FIG. 1 is an overall configuration diagram illustrating a control device for an internal combustion engine according to an embodiment of the present invention, and FIGS. FIG. 4 is a circuit configuration diagram illustrating the air flow rate detection device, FIG. 5 is a signal waveform diagram illustrating the operating state of the detection device, and FIG. 6 is a diagram showing a specific configuration example of the temperature element. 7 is a diagram illustrating the intake air flow and the display state of the detection output signal in the detection device, and FIG. 8 is a diagram illustrating the interrupt of the output signal from the air flow rate detection device.
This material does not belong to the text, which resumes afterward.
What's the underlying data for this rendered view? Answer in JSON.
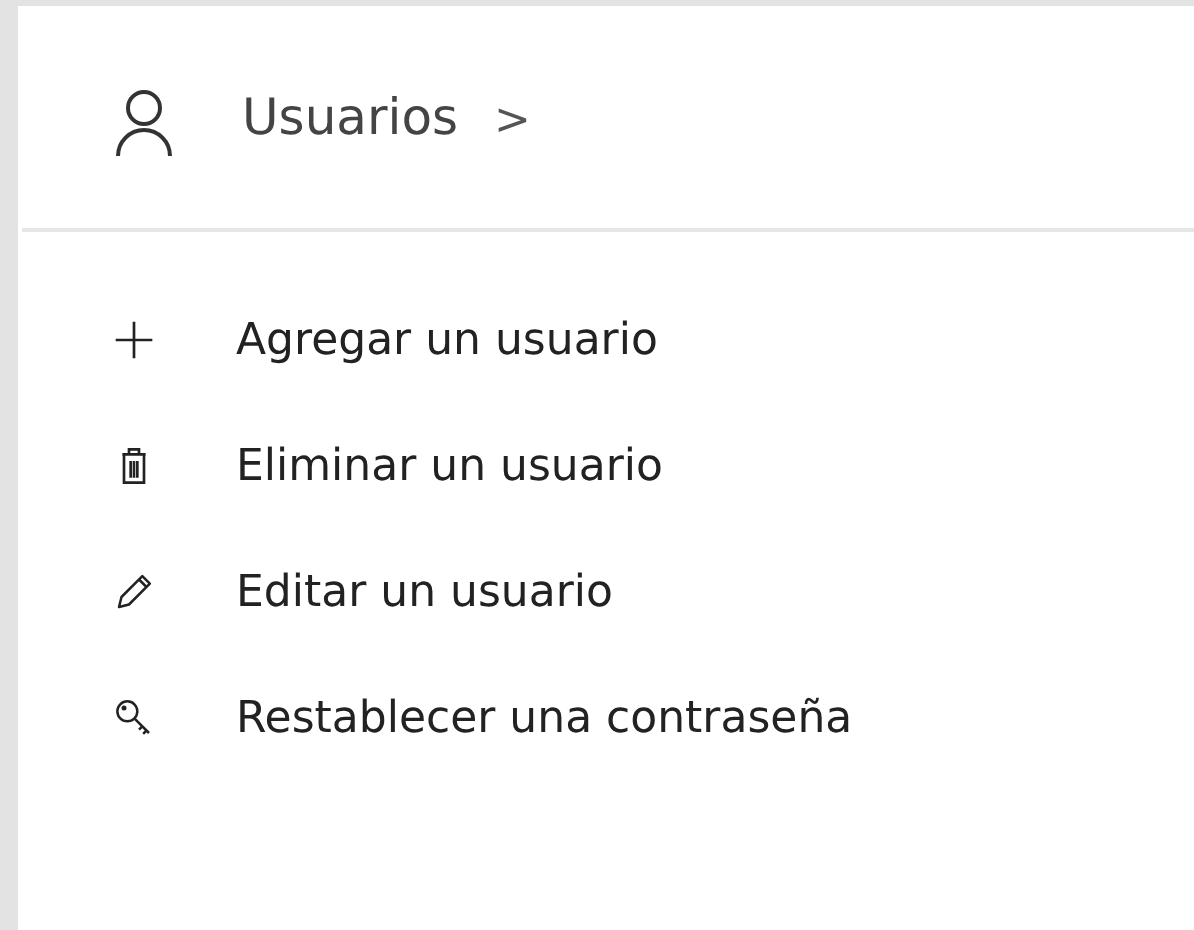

A flowchart explaining the processing state, FIG. 9 is a diagram showing the state of the correction coefficient K calculated in the above-mentioned interrupt processing, and FIGS. 7 is a flowchart illustrating the state of interrupt processing for fuel injection amount calculation and ignition timing calculation using a flow rate information signal. 11...Engine, 13...Intake pipe, 16...
Air flow rate detection device, 17... Temperature sensing element, 18...
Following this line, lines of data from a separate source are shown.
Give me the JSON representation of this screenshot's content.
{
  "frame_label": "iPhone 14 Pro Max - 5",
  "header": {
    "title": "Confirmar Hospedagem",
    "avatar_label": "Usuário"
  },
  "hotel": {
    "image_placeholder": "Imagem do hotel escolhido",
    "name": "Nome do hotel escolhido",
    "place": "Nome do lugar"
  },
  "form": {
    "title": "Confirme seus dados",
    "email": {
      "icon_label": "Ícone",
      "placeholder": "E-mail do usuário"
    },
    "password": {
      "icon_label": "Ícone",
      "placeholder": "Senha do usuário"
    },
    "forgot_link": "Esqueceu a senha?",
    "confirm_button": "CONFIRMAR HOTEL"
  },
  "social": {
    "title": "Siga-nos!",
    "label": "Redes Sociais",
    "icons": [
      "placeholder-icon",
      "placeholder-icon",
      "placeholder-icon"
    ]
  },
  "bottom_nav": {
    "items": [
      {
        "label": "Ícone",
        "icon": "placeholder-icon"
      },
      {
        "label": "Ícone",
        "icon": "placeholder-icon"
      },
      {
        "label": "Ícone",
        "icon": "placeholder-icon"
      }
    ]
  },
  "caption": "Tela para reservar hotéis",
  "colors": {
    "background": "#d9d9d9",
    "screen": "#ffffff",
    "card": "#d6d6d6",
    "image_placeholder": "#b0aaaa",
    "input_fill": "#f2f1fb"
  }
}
Engine control unit, 19... rotation detection device,
30... Auxiliary temperature sensing element, 33... Comparator,
34...Flip-flop circuit, 36...Transistor (heating current control).

Claims (1)

[Claims] 1. A temperature sensing element having a temperature resistance characteristic that is set for the intake air flow path of an internal combustion engine and whose heat generation is controlled by a heating current, and a pulsed energization state synchronized with 1/2 cycle of the combustion cycle of the engine. means for generating a start signal; and a means for increasing a heating current to the temperature sensing element in response to the energization start signal generated by the means, in response to a temperature rise of the temperature sensing element to a specified temperature state. heating current control means for cutting off the heating current; means for setting an air flow rate information signal from the time width of the heating current set correspondingly to the energization start signal; Means for calculating the average air flow rate for one combustion cycle from the sum of the two air flow rate information signals, and calculating a correction factor for correcting the air flow rate information signal from the difference between the two air flow rate information signals and the average air flow rate information. and means for obtaining control information for the engine based on an air flow rate information signal obtained corresponding to one combustion cycle of the internal combustion engine corrected by the correction coefficient. Control device.